As Singapore accelerates its deployment of artificial intelligence across government agencies and critical infrastructure, cybersecurity experts are warning that the speed of adoption is outstripping the safeguards needed to keep those systems secure. In a new analysis published by Singapore Business Review, cybersecurity professional James Robinson argues that AI agents introduce a class of risk that traditional security models are not designed to handle.
Singapore's Home Team Science and Technology Agency (HTX) has already built Phoenix, a suite of AI models developed with Mistral AI and Microsoft, signalling a shift from exploring AI to operationalising it in government. Coordinating Minister for National Security K. Shanmugam set out the ambition earlier this year to build sovereign AI capabilities that create leaner government operations. But Robinson warns that as AI agents make decisions at machine speed, the consequences of a misstep multiply rapidly.

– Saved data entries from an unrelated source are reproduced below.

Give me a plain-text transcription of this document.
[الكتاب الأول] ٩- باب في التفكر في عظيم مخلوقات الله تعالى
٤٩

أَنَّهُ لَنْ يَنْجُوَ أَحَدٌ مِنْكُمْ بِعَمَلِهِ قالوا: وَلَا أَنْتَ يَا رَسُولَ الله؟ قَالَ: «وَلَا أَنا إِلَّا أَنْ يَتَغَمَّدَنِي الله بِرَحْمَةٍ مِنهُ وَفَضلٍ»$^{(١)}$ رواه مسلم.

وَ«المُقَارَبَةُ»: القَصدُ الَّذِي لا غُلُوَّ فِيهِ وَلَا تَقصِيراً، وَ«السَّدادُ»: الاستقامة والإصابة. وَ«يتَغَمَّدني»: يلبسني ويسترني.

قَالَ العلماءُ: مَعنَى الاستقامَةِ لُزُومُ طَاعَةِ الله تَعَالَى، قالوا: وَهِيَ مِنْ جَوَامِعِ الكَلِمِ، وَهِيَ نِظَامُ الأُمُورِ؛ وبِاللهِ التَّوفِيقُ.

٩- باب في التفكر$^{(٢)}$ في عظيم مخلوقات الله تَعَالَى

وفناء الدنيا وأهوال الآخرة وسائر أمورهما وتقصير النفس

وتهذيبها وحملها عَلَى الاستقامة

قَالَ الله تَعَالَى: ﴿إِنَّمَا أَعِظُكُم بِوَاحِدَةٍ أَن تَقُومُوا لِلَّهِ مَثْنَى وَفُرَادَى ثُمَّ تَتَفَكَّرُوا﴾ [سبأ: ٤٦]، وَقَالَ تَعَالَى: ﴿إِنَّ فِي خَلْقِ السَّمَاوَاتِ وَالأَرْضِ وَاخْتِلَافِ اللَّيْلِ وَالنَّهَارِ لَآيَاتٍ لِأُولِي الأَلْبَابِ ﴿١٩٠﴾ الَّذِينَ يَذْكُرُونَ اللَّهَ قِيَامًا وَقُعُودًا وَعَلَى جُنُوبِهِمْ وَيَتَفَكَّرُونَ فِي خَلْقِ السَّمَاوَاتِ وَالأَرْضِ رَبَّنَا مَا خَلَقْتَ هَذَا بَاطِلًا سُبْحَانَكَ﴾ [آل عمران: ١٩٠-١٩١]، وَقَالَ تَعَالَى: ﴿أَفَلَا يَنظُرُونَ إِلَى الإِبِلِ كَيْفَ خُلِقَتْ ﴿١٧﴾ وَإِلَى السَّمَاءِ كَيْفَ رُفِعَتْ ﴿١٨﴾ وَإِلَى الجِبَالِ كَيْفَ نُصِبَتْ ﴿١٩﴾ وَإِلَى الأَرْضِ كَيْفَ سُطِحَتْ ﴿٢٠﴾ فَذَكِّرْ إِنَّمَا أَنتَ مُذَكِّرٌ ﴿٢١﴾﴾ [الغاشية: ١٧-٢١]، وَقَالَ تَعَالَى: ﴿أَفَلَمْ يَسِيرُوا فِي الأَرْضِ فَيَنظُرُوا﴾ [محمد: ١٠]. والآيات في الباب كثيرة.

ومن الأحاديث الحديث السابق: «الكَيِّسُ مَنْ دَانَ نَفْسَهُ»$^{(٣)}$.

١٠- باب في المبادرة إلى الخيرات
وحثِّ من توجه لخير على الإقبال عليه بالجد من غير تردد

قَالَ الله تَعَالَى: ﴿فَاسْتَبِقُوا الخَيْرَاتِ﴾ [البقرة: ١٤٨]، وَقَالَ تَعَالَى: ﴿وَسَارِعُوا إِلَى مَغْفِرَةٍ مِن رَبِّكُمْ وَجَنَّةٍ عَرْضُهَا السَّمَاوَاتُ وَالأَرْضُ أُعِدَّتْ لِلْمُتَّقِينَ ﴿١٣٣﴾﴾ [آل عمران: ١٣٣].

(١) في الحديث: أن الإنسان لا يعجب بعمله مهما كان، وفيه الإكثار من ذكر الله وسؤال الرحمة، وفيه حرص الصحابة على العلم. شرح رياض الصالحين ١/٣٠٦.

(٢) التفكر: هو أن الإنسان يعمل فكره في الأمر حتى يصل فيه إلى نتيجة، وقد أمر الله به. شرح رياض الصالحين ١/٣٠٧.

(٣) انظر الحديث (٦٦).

A misconfigured agent that interacts with citizen data, a flawed prompt that produces incorrect outputs, or a manipulated instruction that leads an AI system to overstep its boundaries could all have catastrophic ramifications. The problem is compounded because many organisations cannot clearly identify where AI models and agents are deployed or what data they can access, making visibility the first and most critical gap to close.
The commentary calls for a fundamental rethink of cybersecurity governance. Traditional models built around periodic reviews and human checkpoints are too slow for an AI-driven environment. Instead, agencies need continuous monitoring, real-time policy enforcement, and the ability to detect and respond to unexpected agent behaviour instantly. Access controls must evolve from role-based to dynamic, context-aware permissions that grant access only for specific tasks and revoke it immediately after. Incident response teams must also develop new playbooks that can handle agentic incidents, from an agent quietly overstepping boundaries to being actively manipulated by malicious actors.
Why it matters for Singapore: Singapore has built a global reputation for trusted digital infrastructure, from Smart Nation initiatives to its leadership in digital governance. As the country pushes aggressively into sovereign AI deployment, maintaining that trust will depend on building security capabilities that match the speed of AI adoption. The risk is not theoretical — it is a lived challenge that every government agency and enterprise deploying AI today must confront. Getting security right will be as important as getting the technology right.